Les manuscrits orientaux acquis par la Bibliothèque nationale ont été d’abord décrits par Anquetil-Duperron en annexe à son introduction au Zend Avesta (voir Voyage en Inde, 1997, p. 482-494). Ils se composent de 2 manuscrits en turc, 7 en arabe, 7 en ancien persan, 80 en persan moderne, 3 en hindoustani (ourdou), 1 en kanada, 2 en malayalam, 4 en tamoul et 6 en sanskrit. Ils furent ensuite décrits par Sacy comme 12 « manuscrits zends, pehlevis, persans et indiens relatifs à la religion ou à l’histoire des Parsis ou disciples de Zoroastre », 16 « manuscrits en sanscrit et autres langues indiennes », 9 « manuscrits arabes », 90 « manuscrits persans », 2 « manuscrits turks », 1 « manuscrit français » (« Description de la Haute Éthiopie, de Pétis de la Croix », BnF NAF 1822). Sacy ajoute à sa liste les dix-huit manuscrits déposés par Anquetil-Duperron à son retour de l’Inde ainsi qu’une liste des « brouillons d’Anquetil » (voir BnF NAF 5433, p. 21-36). Parmi ces manuscrits, on trouve un nombre important de manuscrits persans dont certains présentent des peintures, comme le Barzū-Nāma d’Atā’i Rāzī contenant des peintures exécutées à Surat en 1760 (BnF Supplément Persan 499 et 499 A) ou l’Anvār-i Suhaylī, traduction persane du recueil de contes arabes, le Kalila wa Dimna, comportant douze peintures réalisées en 1713 sous le règne de l’empereur moghol Farruḫ-siyyar (BnF Supplément Persan 920), ou encore un second exemplaire de l’Ardā Vīrāf Nāmag d’une exécution de moindre qualité (BnF Indien 721).

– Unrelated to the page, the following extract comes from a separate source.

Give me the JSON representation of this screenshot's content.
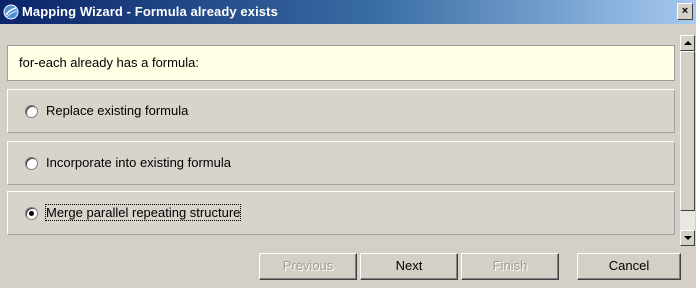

On note aussi la présence du manuscrit du Sirr-i Akbar, traduction persane des Upaniṣad commanditée par le prince Dārā Šukūh, à partir duquel Anquetil-Duperron réalisa sa traduction (BnF Supplément Persan 14). Cette copie fut acquise par l’intermédiaire de Jean-Baptiste-Joseph Gentil (1726-1799), autre grand collectionneur de manuscrits indiens.